EQA bekommt volle E-Auto-Förderung

Mercedes zeigt mit dem neuen EQA sein zweites Elektro-SUV nach dem größeren EQC. Der kompakte EQA ist der vollelektrische Ableger des bekannten GLA und teilt sich mit seinem konventionell angetriebenen Bruder die technische Plattform. Die Besonderheit des EQA: Als Einstiegsmodell "EQA 250" ist er als erster Mercedes im Sinne der E-Auto-Prämie voll förderfähig. Der EQA ist bereits bestellbar, der Basispreis zum Marktstart im Frühjahr 2021 liegt bei 47.540,50 Euro. Damit bleibt der für die größtmögliche E-Auto-Förderung entscheidende Nettolistenpreis unter 40.000 Euro (EQA: 39.950 Euro).
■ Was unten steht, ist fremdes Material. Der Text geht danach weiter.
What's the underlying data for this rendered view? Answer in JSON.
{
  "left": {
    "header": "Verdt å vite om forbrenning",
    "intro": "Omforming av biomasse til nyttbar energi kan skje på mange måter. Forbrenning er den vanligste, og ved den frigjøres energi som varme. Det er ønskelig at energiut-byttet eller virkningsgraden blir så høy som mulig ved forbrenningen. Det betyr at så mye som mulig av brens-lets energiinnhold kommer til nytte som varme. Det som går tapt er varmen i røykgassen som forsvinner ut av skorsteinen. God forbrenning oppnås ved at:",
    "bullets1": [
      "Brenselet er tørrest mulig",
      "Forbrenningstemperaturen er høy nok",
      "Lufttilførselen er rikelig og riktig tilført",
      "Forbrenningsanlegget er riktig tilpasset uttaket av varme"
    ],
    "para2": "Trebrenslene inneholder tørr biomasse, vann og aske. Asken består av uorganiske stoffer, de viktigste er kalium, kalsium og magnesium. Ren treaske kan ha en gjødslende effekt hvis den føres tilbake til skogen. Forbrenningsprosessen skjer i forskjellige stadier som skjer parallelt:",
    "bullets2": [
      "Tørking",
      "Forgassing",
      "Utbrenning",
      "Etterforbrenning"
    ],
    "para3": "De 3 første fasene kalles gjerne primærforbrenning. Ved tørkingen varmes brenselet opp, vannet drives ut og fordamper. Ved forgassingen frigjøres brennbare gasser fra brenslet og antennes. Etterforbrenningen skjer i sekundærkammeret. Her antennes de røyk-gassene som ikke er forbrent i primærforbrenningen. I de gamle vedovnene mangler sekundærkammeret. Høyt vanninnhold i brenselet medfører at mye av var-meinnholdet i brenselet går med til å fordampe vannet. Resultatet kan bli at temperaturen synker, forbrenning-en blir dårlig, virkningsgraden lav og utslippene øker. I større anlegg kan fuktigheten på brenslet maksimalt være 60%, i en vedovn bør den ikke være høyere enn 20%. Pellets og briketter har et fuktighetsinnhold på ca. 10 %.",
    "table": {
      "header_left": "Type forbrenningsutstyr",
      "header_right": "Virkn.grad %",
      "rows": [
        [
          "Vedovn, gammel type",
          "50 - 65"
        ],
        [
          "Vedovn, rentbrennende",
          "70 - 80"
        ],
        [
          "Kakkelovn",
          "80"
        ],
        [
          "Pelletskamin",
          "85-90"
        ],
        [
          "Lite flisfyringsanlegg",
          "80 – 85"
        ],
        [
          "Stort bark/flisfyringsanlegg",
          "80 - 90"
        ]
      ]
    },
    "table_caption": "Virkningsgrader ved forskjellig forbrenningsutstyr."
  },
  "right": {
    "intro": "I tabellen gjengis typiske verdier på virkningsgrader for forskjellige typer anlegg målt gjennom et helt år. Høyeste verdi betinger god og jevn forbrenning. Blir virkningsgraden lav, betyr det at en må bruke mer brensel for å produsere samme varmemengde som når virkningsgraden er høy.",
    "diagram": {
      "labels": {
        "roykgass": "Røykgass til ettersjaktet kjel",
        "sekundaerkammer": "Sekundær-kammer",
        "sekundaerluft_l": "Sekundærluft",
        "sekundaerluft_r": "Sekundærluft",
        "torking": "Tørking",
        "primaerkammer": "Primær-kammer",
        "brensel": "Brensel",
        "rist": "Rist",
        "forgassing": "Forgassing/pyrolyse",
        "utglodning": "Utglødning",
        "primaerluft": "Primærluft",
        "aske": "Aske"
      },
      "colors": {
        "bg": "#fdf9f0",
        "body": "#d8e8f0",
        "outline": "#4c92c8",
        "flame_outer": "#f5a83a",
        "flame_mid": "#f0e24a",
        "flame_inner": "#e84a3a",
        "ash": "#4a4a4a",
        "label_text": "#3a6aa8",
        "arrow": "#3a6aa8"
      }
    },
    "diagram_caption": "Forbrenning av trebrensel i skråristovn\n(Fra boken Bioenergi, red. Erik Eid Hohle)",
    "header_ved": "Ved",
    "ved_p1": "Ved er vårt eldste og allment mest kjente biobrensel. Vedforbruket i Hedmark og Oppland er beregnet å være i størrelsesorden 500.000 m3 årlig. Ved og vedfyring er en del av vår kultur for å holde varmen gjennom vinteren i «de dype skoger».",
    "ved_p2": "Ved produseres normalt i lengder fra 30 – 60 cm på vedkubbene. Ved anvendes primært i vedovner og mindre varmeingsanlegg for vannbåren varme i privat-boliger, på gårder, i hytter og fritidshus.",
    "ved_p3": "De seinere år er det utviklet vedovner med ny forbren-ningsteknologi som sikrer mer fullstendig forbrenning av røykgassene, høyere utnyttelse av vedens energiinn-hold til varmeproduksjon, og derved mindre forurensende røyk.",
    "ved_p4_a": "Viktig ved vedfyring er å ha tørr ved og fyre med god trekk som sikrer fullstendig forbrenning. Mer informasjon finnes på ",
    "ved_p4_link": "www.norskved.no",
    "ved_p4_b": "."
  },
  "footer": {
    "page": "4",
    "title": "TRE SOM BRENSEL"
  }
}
Neben dem EQA 250 kündigt Mercedes bereits an, dass es ein über 200 kW (272 PS) starkes Topmodell des EQA, Allradversionen mit einem zusätzlichen elektrischen Antriebsstrang sowie eine reichweitenoptimierte Variante mit über 500 Kilometer Aktionsradius geben wird. Auch eine AMG-Version ist geplant. Die könnte sich leistungsmäßig am Verbrenner-Pendant GLA orientieren, dann wären bis zu 310 kW (421 PS) drin.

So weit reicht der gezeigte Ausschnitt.